Dengan bergegas mereka menelusuri jejak perahu yang ditarik sambil setengah berlari. Mereka berharap orang itu adalah Tangguh dan belum sempat meninggalkan pulau ini.
Mereka pun sampai di tepi pantai. Namun sialnya, ternyata jejak perahu yang ditarik itu putus sampai tepi pantai. Dan itu artinya, orang yang membuat perahu itu, yang kemungkinan adalah Tangguh telah meninggalkan pulau itu menuju lautan bebas.
"Sial, kita telat, Pak."
"Ya, dia sudah meninggalkan pulau ini," desis Pak Tono menundukkan muka. Ia melihat puisi yang telah ia salin dari dinding gua ke sehelai sapu tangannnya dan berharap benar-benar bertemu dengan anaknya.

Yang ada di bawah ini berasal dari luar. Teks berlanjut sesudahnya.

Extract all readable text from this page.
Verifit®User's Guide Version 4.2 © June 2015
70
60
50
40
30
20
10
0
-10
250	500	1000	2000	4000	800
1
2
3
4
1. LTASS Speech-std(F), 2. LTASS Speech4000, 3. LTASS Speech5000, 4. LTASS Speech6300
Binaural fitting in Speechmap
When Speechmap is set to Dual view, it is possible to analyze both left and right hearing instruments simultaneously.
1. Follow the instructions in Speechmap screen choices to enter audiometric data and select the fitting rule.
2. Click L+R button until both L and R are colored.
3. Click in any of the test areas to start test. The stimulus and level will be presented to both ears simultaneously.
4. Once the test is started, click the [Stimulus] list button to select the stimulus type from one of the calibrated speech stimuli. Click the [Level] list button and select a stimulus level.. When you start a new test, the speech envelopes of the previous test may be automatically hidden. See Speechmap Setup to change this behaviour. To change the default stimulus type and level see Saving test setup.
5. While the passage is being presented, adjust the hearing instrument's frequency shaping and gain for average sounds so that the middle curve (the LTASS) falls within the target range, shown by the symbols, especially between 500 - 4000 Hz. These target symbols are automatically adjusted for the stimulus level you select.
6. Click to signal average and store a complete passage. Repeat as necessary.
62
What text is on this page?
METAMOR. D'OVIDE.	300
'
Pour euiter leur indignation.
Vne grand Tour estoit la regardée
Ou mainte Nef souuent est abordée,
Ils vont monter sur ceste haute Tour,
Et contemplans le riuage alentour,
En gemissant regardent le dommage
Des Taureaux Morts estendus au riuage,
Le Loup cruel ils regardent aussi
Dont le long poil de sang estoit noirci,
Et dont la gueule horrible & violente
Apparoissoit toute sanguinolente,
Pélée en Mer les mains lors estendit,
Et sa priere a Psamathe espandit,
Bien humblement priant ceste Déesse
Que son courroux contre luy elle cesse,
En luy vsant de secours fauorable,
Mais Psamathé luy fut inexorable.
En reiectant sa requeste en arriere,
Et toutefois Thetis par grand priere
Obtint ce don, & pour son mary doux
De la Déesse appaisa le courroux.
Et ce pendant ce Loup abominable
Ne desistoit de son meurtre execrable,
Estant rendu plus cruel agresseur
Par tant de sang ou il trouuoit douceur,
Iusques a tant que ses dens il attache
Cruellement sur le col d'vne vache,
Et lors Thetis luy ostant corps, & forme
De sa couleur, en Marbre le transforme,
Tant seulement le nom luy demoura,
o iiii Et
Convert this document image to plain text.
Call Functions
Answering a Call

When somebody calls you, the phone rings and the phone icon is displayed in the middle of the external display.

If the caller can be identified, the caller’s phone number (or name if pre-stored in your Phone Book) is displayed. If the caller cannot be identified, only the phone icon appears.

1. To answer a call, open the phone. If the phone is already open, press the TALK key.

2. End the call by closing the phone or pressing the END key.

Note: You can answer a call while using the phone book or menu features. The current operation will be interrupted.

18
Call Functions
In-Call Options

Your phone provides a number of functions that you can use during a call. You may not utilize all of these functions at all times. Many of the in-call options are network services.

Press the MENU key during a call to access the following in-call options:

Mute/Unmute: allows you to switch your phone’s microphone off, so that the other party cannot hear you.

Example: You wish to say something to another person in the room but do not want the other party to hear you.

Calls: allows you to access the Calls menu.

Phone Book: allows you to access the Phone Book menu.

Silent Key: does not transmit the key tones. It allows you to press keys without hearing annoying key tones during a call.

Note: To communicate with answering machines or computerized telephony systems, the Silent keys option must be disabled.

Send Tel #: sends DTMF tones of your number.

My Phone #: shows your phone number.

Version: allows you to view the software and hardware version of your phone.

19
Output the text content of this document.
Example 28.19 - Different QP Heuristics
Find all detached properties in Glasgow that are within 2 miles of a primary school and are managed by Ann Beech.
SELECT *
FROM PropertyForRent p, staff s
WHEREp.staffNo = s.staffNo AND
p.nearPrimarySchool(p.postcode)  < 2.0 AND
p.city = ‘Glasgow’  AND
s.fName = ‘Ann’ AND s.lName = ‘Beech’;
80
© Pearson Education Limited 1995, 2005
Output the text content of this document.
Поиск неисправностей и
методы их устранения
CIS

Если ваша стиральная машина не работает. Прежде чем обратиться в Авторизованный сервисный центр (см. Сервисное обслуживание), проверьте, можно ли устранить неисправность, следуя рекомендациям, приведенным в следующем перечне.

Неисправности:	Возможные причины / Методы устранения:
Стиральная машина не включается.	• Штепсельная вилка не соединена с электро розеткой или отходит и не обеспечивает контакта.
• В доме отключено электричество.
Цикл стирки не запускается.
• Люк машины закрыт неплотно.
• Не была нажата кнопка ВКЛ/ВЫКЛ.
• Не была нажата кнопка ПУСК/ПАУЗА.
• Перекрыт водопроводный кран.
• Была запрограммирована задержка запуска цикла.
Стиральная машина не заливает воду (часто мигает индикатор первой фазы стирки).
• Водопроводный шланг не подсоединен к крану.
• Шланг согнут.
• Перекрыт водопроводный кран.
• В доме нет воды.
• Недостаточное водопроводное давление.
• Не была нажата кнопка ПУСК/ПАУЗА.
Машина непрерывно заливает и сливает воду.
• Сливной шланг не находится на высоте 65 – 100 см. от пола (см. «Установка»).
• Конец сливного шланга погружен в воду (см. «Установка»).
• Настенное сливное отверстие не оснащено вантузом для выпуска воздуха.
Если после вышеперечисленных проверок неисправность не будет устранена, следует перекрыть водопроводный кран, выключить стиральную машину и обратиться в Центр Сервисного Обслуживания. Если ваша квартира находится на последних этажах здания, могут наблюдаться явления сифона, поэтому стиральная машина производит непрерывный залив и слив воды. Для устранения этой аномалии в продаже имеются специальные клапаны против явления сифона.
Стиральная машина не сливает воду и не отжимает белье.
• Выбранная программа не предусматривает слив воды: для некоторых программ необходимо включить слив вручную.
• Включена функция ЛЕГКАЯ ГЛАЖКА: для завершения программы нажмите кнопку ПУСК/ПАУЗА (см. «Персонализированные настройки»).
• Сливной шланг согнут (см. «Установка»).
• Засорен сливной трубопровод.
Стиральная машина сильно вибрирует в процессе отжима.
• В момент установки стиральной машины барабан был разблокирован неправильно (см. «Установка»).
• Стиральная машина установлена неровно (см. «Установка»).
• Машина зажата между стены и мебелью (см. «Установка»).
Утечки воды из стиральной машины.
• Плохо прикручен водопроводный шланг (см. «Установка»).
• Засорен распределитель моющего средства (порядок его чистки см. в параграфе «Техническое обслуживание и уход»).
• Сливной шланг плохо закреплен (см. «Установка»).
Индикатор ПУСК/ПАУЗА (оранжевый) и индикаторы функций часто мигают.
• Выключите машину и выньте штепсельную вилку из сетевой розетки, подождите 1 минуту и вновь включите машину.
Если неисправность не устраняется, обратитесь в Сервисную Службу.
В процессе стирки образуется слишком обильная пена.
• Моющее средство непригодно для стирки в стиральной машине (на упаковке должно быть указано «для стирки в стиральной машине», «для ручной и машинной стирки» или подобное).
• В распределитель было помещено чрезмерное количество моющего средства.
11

"Kalau begitu, kita pun harus ikuti dia. Siapa tau Tangguh meninggalkan pulau ini untuk kembali pulang ke kampung kita, Pak," usul Joko.
"Ya, mungkin saja. Tapi bagaimana kita kembali ke kampung?" tanya Pak Tono.
"Kita juga harus bisa bikin perahu, Pak."
"Kamu betul, berarti kita harus kembali ke sana."
"Ayo Pak, kita harus semangat!"
Mereka berusaha mencari jejak Tangguh. Mereka pun kembali lagi ke hutan untuk membuat perahu. Keinginan yang kuat telah mengikis rasa lelah mereka, seperti ombak yang tak henti-hentinya kembali ke pantai, walau terkadang harus menghantam batu karang.